Workflows don’t only take text. An Input node can declare an image or a file parameter, and the run dialog turns it into an upload box. Images feed vision models (and Python, if you want); files feed Python. Everything is uploaded at run time — and for Python, Catalyst stages the upload onto disk at ./inputs/<param>.<ext> — the extension follows the upload, so glob it rather than hardcoding it — and your code reads it straight off the filesystem. This page walks through both, building on the Build your first workflow tutorial.
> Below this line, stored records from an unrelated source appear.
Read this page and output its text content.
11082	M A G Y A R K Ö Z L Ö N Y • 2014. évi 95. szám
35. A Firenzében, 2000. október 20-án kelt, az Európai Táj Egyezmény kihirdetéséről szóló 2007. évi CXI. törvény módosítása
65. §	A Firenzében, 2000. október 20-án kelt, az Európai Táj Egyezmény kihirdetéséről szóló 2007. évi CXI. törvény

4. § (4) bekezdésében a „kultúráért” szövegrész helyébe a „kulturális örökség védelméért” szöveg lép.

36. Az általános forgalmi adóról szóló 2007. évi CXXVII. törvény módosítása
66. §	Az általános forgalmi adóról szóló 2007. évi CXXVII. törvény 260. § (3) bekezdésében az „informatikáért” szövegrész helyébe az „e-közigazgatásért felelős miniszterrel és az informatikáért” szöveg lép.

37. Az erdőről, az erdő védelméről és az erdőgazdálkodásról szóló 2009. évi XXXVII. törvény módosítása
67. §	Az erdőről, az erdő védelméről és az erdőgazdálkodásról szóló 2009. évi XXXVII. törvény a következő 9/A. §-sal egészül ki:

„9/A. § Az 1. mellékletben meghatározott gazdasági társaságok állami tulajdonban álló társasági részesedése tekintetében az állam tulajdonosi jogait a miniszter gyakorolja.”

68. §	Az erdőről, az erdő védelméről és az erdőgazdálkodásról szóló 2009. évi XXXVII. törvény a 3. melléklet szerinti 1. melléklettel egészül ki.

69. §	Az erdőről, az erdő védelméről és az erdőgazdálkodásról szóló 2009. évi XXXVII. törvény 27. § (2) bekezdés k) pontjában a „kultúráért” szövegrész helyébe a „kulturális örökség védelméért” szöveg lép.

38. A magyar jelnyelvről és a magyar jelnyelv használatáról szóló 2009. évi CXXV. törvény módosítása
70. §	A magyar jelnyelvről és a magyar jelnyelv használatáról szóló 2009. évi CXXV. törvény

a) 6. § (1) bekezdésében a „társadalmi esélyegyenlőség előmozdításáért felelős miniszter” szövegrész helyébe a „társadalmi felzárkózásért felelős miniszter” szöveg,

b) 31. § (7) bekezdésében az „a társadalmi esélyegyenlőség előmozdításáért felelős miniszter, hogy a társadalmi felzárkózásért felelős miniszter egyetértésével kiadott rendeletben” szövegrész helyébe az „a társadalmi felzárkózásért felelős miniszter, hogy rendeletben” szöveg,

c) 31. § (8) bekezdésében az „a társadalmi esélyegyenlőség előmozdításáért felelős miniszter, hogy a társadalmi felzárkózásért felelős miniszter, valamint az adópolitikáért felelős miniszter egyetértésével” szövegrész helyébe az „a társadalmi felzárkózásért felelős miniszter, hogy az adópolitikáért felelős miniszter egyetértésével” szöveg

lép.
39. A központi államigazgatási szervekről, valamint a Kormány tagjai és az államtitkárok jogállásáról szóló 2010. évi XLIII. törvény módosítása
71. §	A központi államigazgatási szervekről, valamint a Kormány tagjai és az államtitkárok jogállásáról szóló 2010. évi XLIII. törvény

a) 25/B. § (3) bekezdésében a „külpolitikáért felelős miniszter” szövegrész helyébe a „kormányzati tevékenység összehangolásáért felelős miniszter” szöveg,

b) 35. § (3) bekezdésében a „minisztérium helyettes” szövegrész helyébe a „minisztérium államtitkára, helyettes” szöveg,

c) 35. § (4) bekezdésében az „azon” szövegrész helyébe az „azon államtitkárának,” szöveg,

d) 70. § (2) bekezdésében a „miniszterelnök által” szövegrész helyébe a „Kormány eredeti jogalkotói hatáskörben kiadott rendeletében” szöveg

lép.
Workflows can take a picture as input and hand it to a vision model. Two pieces make this work: an image parameter on the Input node (the run dialog turns it into a file picker), and an Images field on the LLM node (which attaches the picture to the model as vision content — the only way to make the model actually see it, rather than read a URL). Here’s the whole thing: a 3-node Input → LLM → Output workflow called Image Describe that takes a photo and returns a one-line description.

  1. Add an Input node with an image parameter. Drag Input on, open Properties, add a parameter named photo, and set its type to image. That type is what turns the run prompt into an upload box.

    Input node parameter set to the image type
  2. Add an LLM node and fill in its Images field. Drag LLM on and pick a vision-capable model (here, claude-sonnet-4-6). On the Prompt tab, write:

    Describe this image in one vivid sentence.

    Then open the Images tab and add a reference to the uploaded photo with Add image:

    {{ input.parameters.photo }}
    LLM node Images field referencing an input image parameter

    The model must be vision-capable for it to truly see the picture. If you point this at a text-only model, Catalyst doesn’t error — it falls back to appending the image URL to the prompt as text, which the model can’t actually look at.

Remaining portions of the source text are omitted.